The poor fly was absolutely shoved into the middle of the saucer. Really, he had no heart. He had no kindness, only a veneer of friendliness. Miss Milan was much more real. Miss Milan was much kinder.
“Why,” she asked herself, “can’t I feel one thing always? Why can’t I feel quite sure that Miss Milan is right? Why can’t I feel Charles wrong and stick to it? Why can’t I feel sure about the canary? Why can’t I feel pity and love in a room full of people?”
It was her odious, weak character again. She can’t be seriously interested in conchology, etymology, botany and archeology, like Mary Dennis, like Violet Searle.
Then Mrs. Holman saw her. Of course a thing like a dress was beneath Mrs. Holman’s notice. Not to have value, that was it, she thought. All the time she saw little bits of her yellow dress in the round looking-glass. It was amazing to think how much humiliation and agony and effort and passion were contained in this thing. Ah, this greed was tragic. It was like a row of cormorants. It was tragic!
In her yellow dress tonight she knew that she was condemned. She was despised. It seemed to her that the yellow dress was a penance. She deserved this penance. But it was not her fault, after all. They were ten in the family. They never had enough money. Her mother carried great cans. She was just like her aunts. She wanted to live in India. She wanted to marry to some hero like Sir Henry Lawrence. She wanted to marry some builder in a turban.
She married Hubert, with his job in the Law Courts. They live in a small house. They live without proper maids. She is a fretful, weak, unsatisfactory mother and a wobbly wife, like all her brothers and sisters. Except perhaps Herbert. That wretched fly—where did she read the story about the fly and the saucer? Yes, she had those moments. But now she is forty. By degrees she will cease to struggle anymore. But that is deplorable!
She will go to the London Library tomorrow. She will find some wonderful, helpful, astonishing book. A book by a clergyman, by an American. Or she will walk down the Strand. She will enter a hall. A miner will tell about the life in the pit. Suddenly she will become a new person. She will be absolutely transformed. She will wear a uniform. She will be called Sister Somebody. She will never think about clothes again.
She got up from the blue sofa. The yellow button in the looking-glass got up too. She waved her hand to Charles and Rose. She did not depend on them. The yellow button moved out of the looking-glass. She walked towards Mrs. Dalloway and said,
“Good night.”
“But it’s too early to go,” said Mrs. Dalloway. She was always charming.
“I’m afraid I must,” said Mabel Waring. “But,” she added in her weak, wobbly voice. It sounded ridiculous when she tried to strengthen it, “I enjoyed myself enormously.”
“I enjoyed myself,” she said to Mr. Dalloway.
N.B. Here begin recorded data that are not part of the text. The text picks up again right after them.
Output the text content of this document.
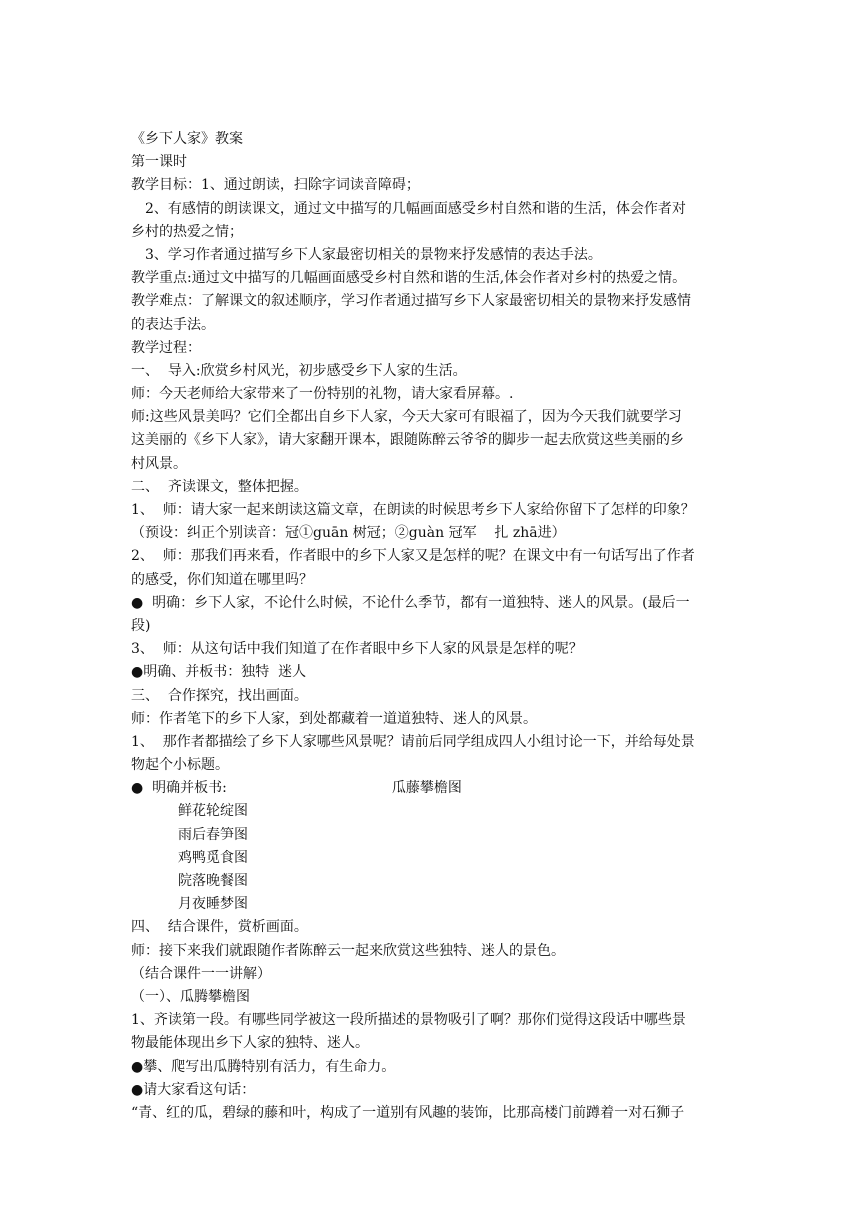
《乡下人家》教案
第一课时
教学目标：1、通过朗读，扫除字词读音障碍；
2、有感情的朗读课文，通过文中描写的几幅画面感受乡村自然和谐的生活，体会作者对
乡村的热爱之情；
3、学习作者通过描写乡下人家最密切相关的景物来抒发感情的表达手法。
教学重点:通过文中描写的几幅画面感受乡村自然和谐的生活,体会作者对乡村的热爱之情。
教学难点：了解课文的叙述顺序，学习作者通过描写乡下人家最密切相关的景物来抒发感情
的表达手法。
教学过程：
一、  导入:欣赏乡村风光，初步感受乡下人家的生活。
师：今天老师给大家带来了一份特别的礼物，请大家看屏幕。.
师:这些风景美吗？它们全都出自乡下人家，今天大家可有眼福了，因为今天我们就要学习
这美丽的《乡下人家》，请大家翻开课本，跟随陈醉云爷爷的脚步一起去欣赏这些美丽的乡
村风景。
二、  齐读课文，整体把握。
1、  师：请大家一起来朗读这篇文章，在朗读的时候思考乡下人家给你留下了怎样的印象？
（预设：纠正个别读音：冠①guān 树冠；②guàn 冠军    扎 zhā进）
2、  师：那我们再来看，作者眼中的乡下人家又是怎样的呢？在课文中有一句话写出了作者
的感受，你们知道在哪里吗？
●  明确：乡下人家，不论什么时候，不论什么季节，都有一道独特、迷人的风景。(最后一
段)
3、  师：从这句话中我们知道了在作者眼中乡下人家的风景是怎样的呢？
●明确、并板书：独特  迷人
三、  合作探究，找出画面。
师：作者笔下的乡下人家，到处都藏着一道道独特、迷人的风景。
1、  那作者都描绘了乡下人家哪些风景呢？请前后同学组成四人小组讨论一下，并给每处景
物起个小标题。
●  明确并板书:	瓜藤攀檐图
鲜花轮绽图
雨后春笋图
鸡鸭觅食图
院落晚餐图
月夜睡梦图
四、  结合课件，赏析画面。
师：接下来我们就跟随作者陈醉云一起来欣赏这些独特、迷人的景色。
（结合课件一一讲解）
（一）、瓜腾攀檐图
1、齐读第一段。有哪些同学被这一段所描述的景物吸引了啊？那你们觉得这段话中哪些景
物最能体现出乡下人家的独特、迷人。
●攀、爬写出瓜腾特别有活力，有生命力。
●请大家看这句话：
“青、红的瓜，碧绿的藤和叶，构成了一道别有风趣的装饰，比那高楼门前蹲着一对石狮子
She met him on the stairs.
“Lies, lies, lies!” she said to herself. “Right in the saucer!” she said to herself as she thanked Mrs. Barnet.
The Shooting Party
She got in. She put her suit case in the rack, and the brace of pheasants on top of it. Then she sat down in the corner. The train was rattling through the midlands. The fog came in. She opened the door. She enlarged the carriage. M. M.—those were the initials on the suit case. M. M. was staying the week-end with a shooting party. She was telling over the story now. She was lying back in her corner.